Oh, Won't Anyone Think of The Imaginary Children!

Law, Politics & Current Events

Like we've said before, "oh, think of the children" is a magic phrase around these parts. Uttering it excuses you, in our culture, from the surly bounds of logic and proportion.

Case in point: Radley Balko offers the story of Evan Daniel Emory of Michigan, who fancies himself a humorist. Emory videotaped himself singing a harmless song to schoolchildren. Then he doctored the video to make it appear that he was singing a profane song to children, and put it on the internet. As the preview to the video itself makes clear, no actual children were exposed to naughty words in the classroom.

But what does that matter? Just as it was once treason to imagine the death of the king, it's a terrible crime in our society to put children together with profanity or violence or sex, even only in our imaginations. So Emory, thanks to Muskegon County Prosecutor Tony Tague, is charged with a felony.

Tague said Michigan law 'provides penalty' for those who actually manufacture child sexual abusive material "but also has a provision for those who make it appear that the children were actually abused."
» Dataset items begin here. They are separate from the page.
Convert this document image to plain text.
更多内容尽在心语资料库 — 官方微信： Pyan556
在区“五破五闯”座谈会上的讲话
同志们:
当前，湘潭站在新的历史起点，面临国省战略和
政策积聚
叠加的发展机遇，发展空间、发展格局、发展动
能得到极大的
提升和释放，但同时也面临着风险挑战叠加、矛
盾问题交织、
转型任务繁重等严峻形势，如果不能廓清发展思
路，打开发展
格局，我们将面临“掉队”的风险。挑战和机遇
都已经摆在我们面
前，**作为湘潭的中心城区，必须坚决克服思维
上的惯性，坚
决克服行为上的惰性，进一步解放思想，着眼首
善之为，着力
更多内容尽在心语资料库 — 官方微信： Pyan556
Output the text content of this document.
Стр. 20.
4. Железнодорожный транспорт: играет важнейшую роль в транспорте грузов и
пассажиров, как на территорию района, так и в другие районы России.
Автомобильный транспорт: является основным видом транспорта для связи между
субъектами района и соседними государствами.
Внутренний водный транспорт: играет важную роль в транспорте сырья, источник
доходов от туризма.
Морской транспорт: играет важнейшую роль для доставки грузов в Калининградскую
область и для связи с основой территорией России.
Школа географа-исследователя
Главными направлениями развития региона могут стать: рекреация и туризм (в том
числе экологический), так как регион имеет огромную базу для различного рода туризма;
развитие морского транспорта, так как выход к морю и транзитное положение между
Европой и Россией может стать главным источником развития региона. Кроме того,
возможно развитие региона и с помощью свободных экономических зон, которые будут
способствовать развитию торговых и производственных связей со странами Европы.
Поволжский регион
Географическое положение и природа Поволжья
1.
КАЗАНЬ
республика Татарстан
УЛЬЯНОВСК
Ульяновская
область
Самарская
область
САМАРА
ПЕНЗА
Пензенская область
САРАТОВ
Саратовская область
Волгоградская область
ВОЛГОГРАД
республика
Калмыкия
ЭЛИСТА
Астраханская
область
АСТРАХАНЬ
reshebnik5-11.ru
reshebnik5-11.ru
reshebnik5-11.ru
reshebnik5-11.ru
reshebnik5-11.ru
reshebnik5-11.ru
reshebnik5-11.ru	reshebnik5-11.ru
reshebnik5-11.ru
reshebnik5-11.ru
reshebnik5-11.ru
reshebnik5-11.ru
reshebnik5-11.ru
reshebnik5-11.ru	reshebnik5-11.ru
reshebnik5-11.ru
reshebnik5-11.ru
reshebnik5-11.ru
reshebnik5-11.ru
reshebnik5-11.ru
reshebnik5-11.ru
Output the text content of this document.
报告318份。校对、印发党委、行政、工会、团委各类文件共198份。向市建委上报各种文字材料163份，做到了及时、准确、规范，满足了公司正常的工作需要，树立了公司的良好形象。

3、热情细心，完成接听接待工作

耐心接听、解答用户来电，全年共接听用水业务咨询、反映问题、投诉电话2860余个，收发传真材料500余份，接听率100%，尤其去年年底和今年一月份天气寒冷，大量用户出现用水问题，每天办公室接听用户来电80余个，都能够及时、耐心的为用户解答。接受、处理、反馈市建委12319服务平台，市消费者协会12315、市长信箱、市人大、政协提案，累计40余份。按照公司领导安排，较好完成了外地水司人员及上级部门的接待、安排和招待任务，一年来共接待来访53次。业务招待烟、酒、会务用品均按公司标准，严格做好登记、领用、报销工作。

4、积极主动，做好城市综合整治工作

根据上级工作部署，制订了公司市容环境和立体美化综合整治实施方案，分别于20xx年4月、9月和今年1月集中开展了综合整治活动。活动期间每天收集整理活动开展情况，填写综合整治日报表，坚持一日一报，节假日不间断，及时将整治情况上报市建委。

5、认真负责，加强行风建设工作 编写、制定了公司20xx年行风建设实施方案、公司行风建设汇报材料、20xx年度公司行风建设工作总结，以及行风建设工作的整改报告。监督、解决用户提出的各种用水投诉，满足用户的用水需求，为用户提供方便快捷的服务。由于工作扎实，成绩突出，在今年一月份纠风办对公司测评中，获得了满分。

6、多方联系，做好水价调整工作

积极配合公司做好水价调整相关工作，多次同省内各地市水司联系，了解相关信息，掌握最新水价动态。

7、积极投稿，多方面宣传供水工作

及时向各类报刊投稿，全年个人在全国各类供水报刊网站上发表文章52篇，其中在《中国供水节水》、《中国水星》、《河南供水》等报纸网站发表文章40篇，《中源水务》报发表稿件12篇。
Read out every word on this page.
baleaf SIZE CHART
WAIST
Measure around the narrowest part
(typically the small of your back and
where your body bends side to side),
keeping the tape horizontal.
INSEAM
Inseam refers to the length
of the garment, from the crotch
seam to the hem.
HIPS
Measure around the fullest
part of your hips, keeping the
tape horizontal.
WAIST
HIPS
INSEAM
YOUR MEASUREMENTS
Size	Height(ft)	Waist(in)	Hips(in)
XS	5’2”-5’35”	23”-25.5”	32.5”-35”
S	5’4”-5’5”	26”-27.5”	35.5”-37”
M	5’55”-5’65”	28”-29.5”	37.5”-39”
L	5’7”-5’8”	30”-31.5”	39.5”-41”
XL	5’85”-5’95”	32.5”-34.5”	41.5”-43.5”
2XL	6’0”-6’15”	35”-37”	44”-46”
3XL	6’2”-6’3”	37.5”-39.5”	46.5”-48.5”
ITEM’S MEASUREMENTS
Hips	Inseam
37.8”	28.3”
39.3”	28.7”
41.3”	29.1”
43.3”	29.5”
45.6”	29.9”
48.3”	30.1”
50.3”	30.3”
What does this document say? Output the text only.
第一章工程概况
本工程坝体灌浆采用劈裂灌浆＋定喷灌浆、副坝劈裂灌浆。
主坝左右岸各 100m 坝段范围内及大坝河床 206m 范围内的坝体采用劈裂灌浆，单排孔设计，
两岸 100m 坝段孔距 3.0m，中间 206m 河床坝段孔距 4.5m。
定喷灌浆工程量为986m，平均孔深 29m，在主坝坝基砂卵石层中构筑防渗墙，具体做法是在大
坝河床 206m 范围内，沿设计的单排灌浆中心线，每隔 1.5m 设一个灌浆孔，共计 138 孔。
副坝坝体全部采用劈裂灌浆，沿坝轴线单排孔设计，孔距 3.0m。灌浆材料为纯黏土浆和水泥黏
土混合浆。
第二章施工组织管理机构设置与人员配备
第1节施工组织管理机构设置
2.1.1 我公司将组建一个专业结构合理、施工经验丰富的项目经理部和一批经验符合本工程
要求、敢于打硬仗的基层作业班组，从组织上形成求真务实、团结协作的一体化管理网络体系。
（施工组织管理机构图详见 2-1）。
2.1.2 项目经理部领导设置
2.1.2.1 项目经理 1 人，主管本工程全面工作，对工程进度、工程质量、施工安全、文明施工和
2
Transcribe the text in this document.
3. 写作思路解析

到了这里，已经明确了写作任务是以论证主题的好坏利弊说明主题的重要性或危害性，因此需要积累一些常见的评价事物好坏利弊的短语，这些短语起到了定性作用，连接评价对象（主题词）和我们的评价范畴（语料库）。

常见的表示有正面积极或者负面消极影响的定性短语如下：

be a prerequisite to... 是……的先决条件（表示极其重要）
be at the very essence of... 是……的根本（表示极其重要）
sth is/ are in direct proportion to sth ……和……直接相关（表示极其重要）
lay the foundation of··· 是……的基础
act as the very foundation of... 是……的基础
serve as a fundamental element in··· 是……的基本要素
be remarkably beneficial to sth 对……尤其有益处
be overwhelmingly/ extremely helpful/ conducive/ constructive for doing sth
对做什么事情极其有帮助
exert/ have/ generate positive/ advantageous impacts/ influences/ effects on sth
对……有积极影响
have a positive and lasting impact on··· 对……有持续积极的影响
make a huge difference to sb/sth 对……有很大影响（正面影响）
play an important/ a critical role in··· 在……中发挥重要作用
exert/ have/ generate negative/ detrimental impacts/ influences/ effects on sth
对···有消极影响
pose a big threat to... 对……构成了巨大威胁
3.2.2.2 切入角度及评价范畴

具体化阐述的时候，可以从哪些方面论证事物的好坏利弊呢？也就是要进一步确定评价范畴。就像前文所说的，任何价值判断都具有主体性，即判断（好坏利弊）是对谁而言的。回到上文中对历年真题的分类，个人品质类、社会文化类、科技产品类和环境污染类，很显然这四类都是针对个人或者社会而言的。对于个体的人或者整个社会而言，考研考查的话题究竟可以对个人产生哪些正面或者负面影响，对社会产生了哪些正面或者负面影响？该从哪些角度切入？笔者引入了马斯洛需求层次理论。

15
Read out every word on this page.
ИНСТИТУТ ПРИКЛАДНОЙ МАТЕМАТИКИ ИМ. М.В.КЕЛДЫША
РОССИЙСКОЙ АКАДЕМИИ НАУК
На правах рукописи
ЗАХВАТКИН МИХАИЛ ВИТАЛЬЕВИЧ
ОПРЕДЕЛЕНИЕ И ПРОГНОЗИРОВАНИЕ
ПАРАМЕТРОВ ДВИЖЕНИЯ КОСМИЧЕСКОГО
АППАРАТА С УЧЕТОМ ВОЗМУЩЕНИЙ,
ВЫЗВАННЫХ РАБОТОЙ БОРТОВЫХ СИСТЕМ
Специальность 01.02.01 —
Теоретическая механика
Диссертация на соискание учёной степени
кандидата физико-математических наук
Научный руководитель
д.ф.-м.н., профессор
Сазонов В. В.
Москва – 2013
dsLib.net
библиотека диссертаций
Perhaps the children have some sort of civil cause of action against Tague for depicting them in a false light (as enjoying an obscene performance) or for misuse of their right of publicity. What's an eight-year-old's right of publicity worth? Tague ought not use unsuspecting schoolchildren as set dressing in his productions, and I don't care who set the example for him.

But charging him with a felony premised on the idea that he made it appear that children were abused? That suggests a frankly demented society. Movies are full of scary-ass kids — the Children of the Corn, that head-spinning puking chick in The Exorcist, and the entire oeuvre of MacCaulay Culkin. But if perfectly normal kids can drive adults into frenzies of witch-burning barbarism just by existing, then we really don't need horror-movie tropes to make kids scary, do we?

Last 5 posts by Ken

12 Comments

11 Comments

  1. Chris Berez  •  Feb 17, 2011 @2:28 pm
  2. PEBKAC  •  Feb 17, 2011 @4:39 pm

    I've been saying this was going to start happening if precedents regarding certain content from Japan continued as they have for a while now…and been called a paranoid nutbar every time I say it.

  3. nitroglycol  •  Feb 17, 2011 @4:48 pm

    A few years ago some friends of mine, who have a band, were performing this song when a friend of theirs walked into the venue with her two very young cousins (maybe around 10 years old) in tow. The band, as well as several of us in the audience, were taken aback by this, but she simply said "It's ok, they've already seen Borat. At the time I thought "if this were Alabama everyone involved would go to jail"; it seems that that could have happened even just across Lake Huron.

  4. mirriam  •  Feb 17, 2011 @9:44 pm

    There are many days in a row where I simply have no words. This week has contained many of those days.

  5. Scott Jacobs  •  Feb 17, 2011 @10:49 pm

    As a libertarian who never-the-less believes in the rule of law, I generally eschew the act of jury nullification…

    In this case, I am willing to make an exception.

  6. Fnord  •  Feb 18, 2011 @3:27 am

    @Scott: Is it really jury nullification is the defendant hasn't actually broken the law?

    Leaving aside 1st amendment issues, it's not exactly clear the law itself forbids this kind of thing.

  7. C. S. P. Schofield  •  Feb 19, 2011 @8:02 am

    I have to say that, while I think charging this idiot with a felony is over the top, I have to wonder what the #$%^$# he was thinking. OK, yes, "challenging societal norms" has been a (mostly witless) goal of self-styled Artists for a long time, but I thought that even the most deranged social activists knew that is you involve people's kids without their knowledge and permission you are just ASKING for trouble. It doesn't matter what would be reasonable; this is hardwired. If you APPEAR to put somebody's kids at risk, they are programmed by evolution to pound you into paste. And if the 'threat' turns out to be a 'joke', then they have all that adrenaline washing through their systems AND you've embarrassed them. NOT a good combination.

    He should have just played on the freeway; it would have hurt less.

  8. SPQR  •  Feb 19, 2011 @10:32 am

    I can think of other, better legal remedies than a criminal felony charge.

  9. Silver Fang  •  Feb 21, 2011 @9:32 am

    Does this douche bag prosecutor have an email address where we could leave him our opinion of his decision to prosecute Emory?

  10. Doug  •  Feb 21, 2011 @11:13 pm

    I, for a few years, practice in that county. He and his seemly constant revolving door of assistant prosecutors, loved to do this sort of thing from time to time. His nickname is "TV Tony". That should give you a tip as to the kind of man he is.